Jordan Schnitzer isn’t used to losing.

Schnitzer, the Portland real estate investor buoyed by his family’s financial success in the steel industry, is easily one of the city’s wealthiest residents. Whether it’s through massive campaign donations or pressuring powerful pals for favors, Schnitzer usually gets his way.

But it appears no amount of string-pulling or hobnobbing will get Schnitzer’s latest crusade off the ground.

To cringeworthy results, Schnitzer has spent the past year lobbying to turn the long-empty Wapato Jail—a remote North Portland detention center he purchased from Multnomah County in 2018—into a massive homeless shelter. Despite his deep pockets, Schnitzer says he needs extra funding to get the project off the ground and wants the cash-strapped public sector to pitch in.

For Schnitzer, who owns more than 20 downtown buildings, the proposal makes his campaign to remove homeless locals (or, as Schnitzer calls them, “unfortunate people”) from the streets of Portland feel a little less sinister. But Schnitzer’s plan to shuttle homeless people to an isolated compound 10 miles from the city center (where the vast majority of homeless services are located) has never gained traction.

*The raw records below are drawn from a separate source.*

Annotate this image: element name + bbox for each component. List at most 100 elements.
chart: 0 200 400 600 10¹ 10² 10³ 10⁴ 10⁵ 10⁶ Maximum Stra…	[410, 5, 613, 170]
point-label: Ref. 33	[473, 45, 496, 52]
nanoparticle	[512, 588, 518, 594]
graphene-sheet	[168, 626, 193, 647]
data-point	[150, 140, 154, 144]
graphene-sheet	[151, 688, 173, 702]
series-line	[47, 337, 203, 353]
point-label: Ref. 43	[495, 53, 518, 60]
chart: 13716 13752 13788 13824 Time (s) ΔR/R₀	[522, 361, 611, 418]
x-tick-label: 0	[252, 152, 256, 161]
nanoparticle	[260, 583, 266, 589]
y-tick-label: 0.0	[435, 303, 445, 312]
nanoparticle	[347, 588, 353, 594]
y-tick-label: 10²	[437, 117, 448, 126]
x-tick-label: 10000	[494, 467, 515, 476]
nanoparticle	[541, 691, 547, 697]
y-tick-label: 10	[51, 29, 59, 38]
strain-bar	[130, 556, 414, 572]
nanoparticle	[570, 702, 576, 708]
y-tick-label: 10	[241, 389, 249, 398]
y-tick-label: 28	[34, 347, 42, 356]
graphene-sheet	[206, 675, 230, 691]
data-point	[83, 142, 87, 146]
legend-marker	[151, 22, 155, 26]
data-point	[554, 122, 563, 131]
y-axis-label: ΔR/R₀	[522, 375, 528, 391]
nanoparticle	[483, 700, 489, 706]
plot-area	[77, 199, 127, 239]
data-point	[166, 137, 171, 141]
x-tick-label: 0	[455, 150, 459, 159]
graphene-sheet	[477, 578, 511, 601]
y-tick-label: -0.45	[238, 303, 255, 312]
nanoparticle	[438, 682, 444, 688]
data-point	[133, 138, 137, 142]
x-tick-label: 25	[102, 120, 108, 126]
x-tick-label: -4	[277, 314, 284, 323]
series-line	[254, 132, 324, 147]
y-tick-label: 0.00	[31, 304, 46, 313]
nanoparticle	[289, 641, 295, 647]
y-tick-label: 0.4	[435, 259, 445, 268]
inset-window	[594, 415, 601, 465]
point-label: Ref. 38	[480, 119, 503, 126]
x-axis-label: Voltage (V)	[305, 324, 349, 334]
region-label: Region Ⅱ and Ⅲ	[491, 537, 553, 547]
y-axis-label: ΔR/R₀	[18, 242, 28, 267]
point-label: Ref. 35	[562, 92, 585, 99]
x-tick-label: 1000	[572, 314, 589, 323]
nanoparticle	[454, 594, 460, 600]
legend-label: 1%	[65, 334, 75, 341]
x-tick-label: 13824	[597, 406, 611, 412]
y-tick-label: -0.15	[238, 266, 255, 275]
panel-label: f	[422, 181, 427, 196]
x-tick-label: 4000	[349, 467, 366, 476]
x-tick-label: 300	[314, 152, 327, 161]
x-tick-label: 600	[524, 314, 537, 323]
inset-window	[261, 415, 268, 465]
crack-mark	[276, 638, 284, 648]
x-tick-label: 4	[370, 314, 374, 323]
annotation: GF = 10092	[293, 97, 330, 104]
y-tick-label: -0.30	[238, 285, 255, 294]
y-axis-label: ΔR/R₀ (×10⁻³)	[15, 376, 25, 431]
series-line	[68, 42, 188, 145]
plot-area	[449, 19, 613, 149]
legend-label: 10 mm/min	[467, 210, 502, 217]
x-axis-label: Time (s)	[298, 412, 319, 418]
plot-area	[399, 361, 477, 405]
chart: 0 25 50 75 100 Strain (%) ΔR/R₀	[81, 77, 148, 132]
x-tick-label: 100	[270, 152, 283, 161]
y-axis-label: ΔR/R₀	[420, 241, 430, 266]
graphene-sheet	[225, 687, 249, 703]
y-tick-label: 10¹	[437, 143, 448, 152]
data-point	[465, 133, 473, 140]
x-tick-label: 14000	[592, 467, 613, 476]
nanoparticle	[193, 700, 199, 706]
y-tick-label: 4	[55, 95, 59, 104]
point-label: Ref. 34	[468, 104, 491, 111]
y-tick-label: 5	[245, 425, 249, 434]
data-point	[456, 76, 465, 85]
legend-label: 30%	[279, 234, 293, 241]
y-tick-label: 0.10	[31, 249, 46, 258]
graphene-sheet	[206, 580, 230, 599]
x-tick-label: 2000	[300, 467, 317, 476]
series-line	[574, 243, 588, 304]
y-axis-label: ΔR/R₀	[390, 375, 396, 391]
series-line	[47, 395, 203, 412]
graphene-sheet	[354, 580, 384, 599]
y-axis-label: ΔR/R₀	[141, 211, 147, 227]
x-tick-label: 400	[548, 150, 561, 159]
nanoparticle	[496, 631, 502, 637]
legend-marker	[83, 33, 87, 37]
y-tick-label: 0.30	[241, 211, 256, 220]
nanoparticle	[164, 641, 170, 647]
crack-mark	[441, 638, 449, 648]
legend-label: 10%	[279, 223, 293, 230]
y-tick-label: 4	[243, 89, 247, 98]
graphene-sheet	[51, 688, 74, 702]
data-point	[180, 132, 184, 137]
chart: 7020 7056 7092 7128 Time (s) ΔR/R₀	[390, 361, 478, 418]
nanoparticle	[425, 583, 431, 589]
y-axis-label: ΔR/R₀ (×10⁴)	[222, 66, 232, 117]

Zero local public officials support Schnitzer’s proposal. Multnomah County Commissioners voted to sell the costly property in 2018, after a report on the feasibility of turning the jail into a homeless shelter found it would cost more than $6 million to remodel the facility and get it up to code. The commissioners have instead directed public dollars toward the construction of permanent housing for formerly homeless people and opening a peer-run drop-in shelter downtown, blocks from the city’s major homeless service providers.

The City of Portland has echoed the county’s dismissal of the idea of using Wapato as a shelter, despite Mayor Ted Wheeler’s efforts to avoid completely disavowing the project. (That might have something to do with Wheeler’s upcoming reelection campaign: Over the past decade, the Schnitzer family has been a faithful and generous contributor to Wheeler, having donated over $9,000 to his past campaigns. A member of the family has yet to sign a check for Wheeler’s 2020 run.)

More importantly, the region’s leading homeless service providers and advocacy groups—from Street Roots to Transition Projects—have come out strongly against the proposal, arguing that the plan will further push members of the homeless community to the margins of society.

Instead of acknowledging and understanding local leaders’ concerns and criticism, Schnitzer has made empty claims that TriMet has agreed to fund a bus line from downtown Portland to Wapato (it hasn’t) and that homeless service providers are being bullied out of supporting his Wapato plan (they aren’t). Insinuating that the mere sight of homeless Portlanders would scare away visitors, Schnitzer’s also claimed that the county’s new drop-in homeless shelter is too close to Powell’s Books, “one of the state’s biggest tourist attractions.”

In the past year, Schnitzer’s made at least three grandiose announcements that he’s about to demolish Wapato—unless the government or a private donor makes a financial contribution to get the idea off the ground. No one has.

Instead of taking the hint—let alone using his resources and purported compassion to invest in established programs that are already working—Schnitzer’s dug in his heels, putting more pressure on monied connections to fund his pipe dream.

On a recent Monday afternoon, Schnitzer led local investors, business leaders, and developers on a tour of the sprawling detention center. Attendees included Oregon Senator Betsy Johnson (who’s received over $20,000 in campaign donations from the Schnitzer family); Kay Toran, the Oregon chapter president of Volunteers of America (a nonprofit kept afloat with Schnitzer family dollars); and John DiLorenzo, Schnitzer’s sometimes-lawyer who’s known for taking the city to court over policy decisions.

The guest of honor was Jeffery McMorris, a US Housing and Urban Development (HUD) administrator who oversees HUD projects in the Pacific Northwest. In an email sent to Wheeler and other local leaders announcing the tour, Schnitzer said he has a buddy who’s pals with HUD Secretary Ben Carson, who helped get McMorris on the ground.

Schnitzer also said Carson is interested in using Wapato as “a pilot program for the homeless.” But, McMorris tells the Mercury, “no one’s really talked about doing a pilot program there.” He says that HUD has no extra funding to aid a program that doesn’t have the support of local government.

But the pride of a wealthy white man knows no bounds. Based on Schnitzer’s past claims, Wapato should have been demolished two months ago. He’s still not ready to give it up.

When a guest joked about getting lost in the labyrinthine jail during the Monday tour, Schnitzer flashed a smile. “Write a check,” he said, “and we’ll show you where the door is.”